"You could tell him anything. You only need speak in a plain voice and never let anyone stop you from smiling in your own peculiar manner. I say this fully understumbling that in this moment I stand to you in loco Gideonis Hibborum."
"Oh, God damn it, Ru, whenever I'm dead in earnest you're laughing on a mountaintop—yes, and when I think something comical you're a little old man a thousand years old."
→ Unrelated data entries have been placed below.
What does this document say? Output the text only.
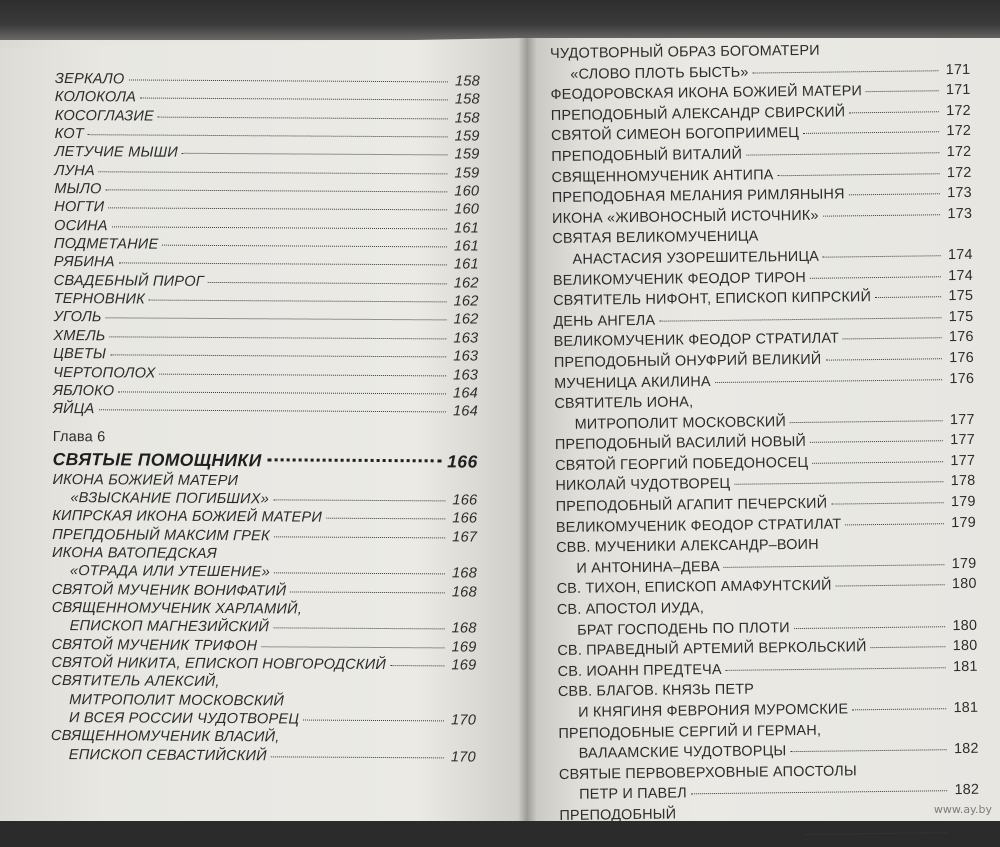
ЗЕРКАЛО	158
КОЛОКОЛА	158
КОСОГЛАЗИЕ	158
КОТ	159
ЛЕТУЧИЕ МЫШИ	159
ЛУНА	159
МЫЛО	160
НОГТИ	160
ОСИНА	161
ПОДМЕТАНИЕ	161
РЯБИНА	161
СВАДЕБНЫЙ ПИРОГ	162
ТЕРНОВНИК	162
УГОЛЬ	162
ХМЕЛЬ	163
ЦВЕТЫ	163
ЧЕРТОПОЛОХ	163
ЯБЛОКО	164
ЯЙЦА	164
Глава 6
СВЯТЫЕ ПОМОЩНИКИ	166
ИКОНА БОЖИЕЙ МАТЕРИ
«ВЗЫСКАНИЕ ПОГИБШИХ»	166
КИПРСКАЯ ИКОНА БОЖИЕЙ МАТЕРИ	166
ПРЕПДОБНЫЙ МАКСИМ ГРЕК	167
ИКОНА ВАТОПЕДСКАЯ
«ОТРАДА ИЛИ УТЕШЕНИЕ»	168
СВЯТОЙ МУЧЕНИК ВОНИФАТИЙ	168
СВЯЩЕННОМУЧЕНИК ХАРЛАМИЙ,
ЕПИСКОП МАГНЕЗИЙСКИЙ	168
СВЯТОЙ МУЧЕНИК ТРИФОН	169
СВЯТОЙ НИКИТА, ЕПИСКОП НОВГОРОДСКИЙ	169
СВЯТИТЕЛЬ АЛЕКСИЙ,
МИТРОПОЛИТ МОСКОВСКИЙ
И ВСЕЯ РОССИИ ЧУДОТВОРЕЦ	170
СВЯЩЕННОМУЧЕНИК ВЛАСИЙ,
ЕПИСКОП СЕВАСТИЙСКИЙ	170
ЧУДОТВОРНЫЙ ОБРАЗ БОГОМАТЕРИ
«СЛОВО ПЛОТЬ БЫСТЬ»	171
ФЕОДОРОВСКАЯ ИКОНА БОЖИЕЙ МАТЕРИ	171
ПРЕПОДОБНЫЙ АЛЕКСАНДР СВИРСКИЙ	172
СВЯТОЙ СИМЕОН БОГОПРИИМЕЦ	172
ПРЕПОДОБНЫЙ ВИТАЛИЙ	172
СВЯЩЕННОМУЧЕНИК АНТИПА	172
ПРЕПОДОБНАЯ МЕЛАНИЯ РИМЛЯНЫНЯ	173
ИКОНА «ЖИВОНОСНЫЙ ИСТОЧНИК»	173
СВЯТАЯ ВЕЛИКОМУЧЕНИЦА
АНАСТАСИЯ УЗОРЕШИТЕЛЬНИЦА	174
ВЕЛИКОМУЧЕНИК ФЕОДОР ТИРОН	174
СВЯТИТЕЛЬ НИФОНТ, ЕПИСКОП КИПРСКИЙ	175
ДЕНЬ АНГЕЛА	175
ВЕЛИКОМУЧЕНИК ФЕОДОР СТРАТИЛАТ	176
ПРЕПОДОБНЫЙ ОНУФРИЙ ВЕЛИКИЙ	176
МУЧЕНИЦА АКИЛИНА	176
СВЯТИТЕЛЬ ИОНА,
МИТРОПОЛИТ МОСКОВСКИЙ	177
ПРЕПОДОБНЫЙ ВАСИЛИЙ НОВЫЙ	177
СВЯТОЙ ГЕОРГИЙ ПОБЕДОНОСЕЦ	177
НИКОЛАЙ ЧУДОТВОРЕЦ	178
ПРЕПОДОБНЫЙ АГАПИТ ПЕЧЕРСКИЙ	179
ВЕЛИКОМУЧЕНИК ФЕОДОР СТРАТИЛАТ	179
СВВ. МУЧЕНИКИ АЛЕКСАНДР–ВОИН
И АНТОНИНА–ДЕВА	179
СВ. ТИХОН, ЕПИСКОП АМАФУНТСКИЙ	180
СВ. АПОСТОЛ ИУДА,
БРАТ ГОСПОДЕНЬ ПО ПЛОТИ	180
СВ. ПРАВЕДНЫЙ АРТЕМИЙ ВЕРКОЛЬСКИЙ	180
СВ. ИОАНН ПРЕДТЕЧА	181
СВВ. БЛАГОВ. КНЯЗЬ ПЕТР
И КНЯГИНЯ ФЕВРОНИЯ МУРОМСКИЕ	181
ПРЕПОДОБНЫЕ СЕРГИЙ И ГЕРМАН,
ВАЛААМСКИЕ ЧУДОТВОРЦЫ	182
СВЯТЫЕ ПЕРВОВЕРХОВНЫЕ АПОСТОЛЫ
ПЕТР И ПАВЕЛ	182
ПРЕПОДОБНЫЙ
ИОАНН МНОГОСТРАДАЛЬНЫЙ	183
www.ay.by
"Only a thousand? As best I can discover from perusal of ancient records, I was born during the government of Pericles of Athens, circa five hundred years before the birth of Christ. Plutarch doesn't specifically mention me—that's the slipshod scholarship of his times for you, obliging a man to read between the lines. It so happens I was not laughing when I urged you to tell that to Uncle John. And now, what was it about yesterday evening at the tavern that you didn't tell the Constable?"
"The—Constable——"
"Yes, Ben, and yes. One-eyed man. Lion Tavern. Some part of that untold was hurting thee. What was it? Note that I stand here in the road, my bare face hung decently in front of my brains, not laughing."
"Good God! Was I so——"
"No one in that room has my eyes and ears."
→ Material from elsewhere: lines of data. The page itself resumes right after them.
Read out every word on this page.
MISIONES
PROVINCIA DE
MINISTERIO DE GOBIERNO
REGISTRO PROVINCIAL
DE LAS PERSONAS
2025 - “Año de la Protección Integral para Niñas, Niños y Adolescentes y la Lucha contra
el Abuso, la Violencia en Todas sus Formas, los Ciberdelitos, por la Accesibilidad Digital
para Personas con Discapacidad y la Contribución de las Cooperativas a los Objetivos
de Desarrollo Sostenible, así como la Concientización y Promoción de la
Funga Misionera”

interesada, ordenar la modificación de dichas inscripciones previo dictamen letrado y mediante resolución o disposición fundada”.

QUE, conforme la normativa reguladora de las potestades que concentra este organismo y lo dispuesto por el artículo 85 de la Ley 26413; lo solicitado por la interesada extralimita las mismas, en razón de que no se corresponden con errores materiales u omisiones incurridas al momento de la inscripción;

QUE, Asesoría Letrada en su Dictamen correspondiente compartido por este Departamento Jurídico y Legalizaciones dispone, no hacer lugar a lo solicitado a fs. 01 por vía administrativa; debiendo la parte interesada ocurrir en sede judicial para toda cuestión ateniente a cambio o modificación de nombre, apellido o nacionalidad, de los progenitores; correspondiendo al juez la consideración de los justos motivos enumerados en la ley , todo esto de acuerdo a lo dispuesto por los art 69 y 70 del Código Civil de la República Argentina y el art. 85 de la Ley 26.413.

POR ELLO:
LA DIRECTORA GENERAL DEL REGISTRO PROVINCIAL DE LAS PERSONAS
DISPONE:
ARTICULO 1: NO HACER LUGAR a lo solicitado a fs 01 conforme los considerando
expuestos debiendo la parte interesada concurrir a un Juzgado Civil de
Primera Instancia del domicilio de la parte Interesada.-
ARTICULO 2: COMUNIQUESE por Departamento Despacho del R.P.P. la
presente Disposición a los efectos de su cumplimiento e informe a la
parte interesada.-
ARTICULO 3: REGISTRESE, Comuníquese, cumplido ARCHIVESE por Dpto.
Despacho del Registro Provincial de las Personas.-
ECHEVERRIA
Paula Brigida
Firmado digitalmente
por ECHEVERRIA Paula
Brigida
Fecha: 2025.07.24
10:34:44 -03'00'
"I see.... Will you undertake not to speak of it to anyone?"
"Of course, if you charge me so."
"I do. It was simply a fleeting impression I had, that while I had turned to see Ball and Dyckman leaving the tavern, Shawn also had done—something or other. Looked back, I thought, where that one-eyed man was sitting, just before he rose and followed them out. Now understand, Ru: I was drank already. It was nothing more than a fancy."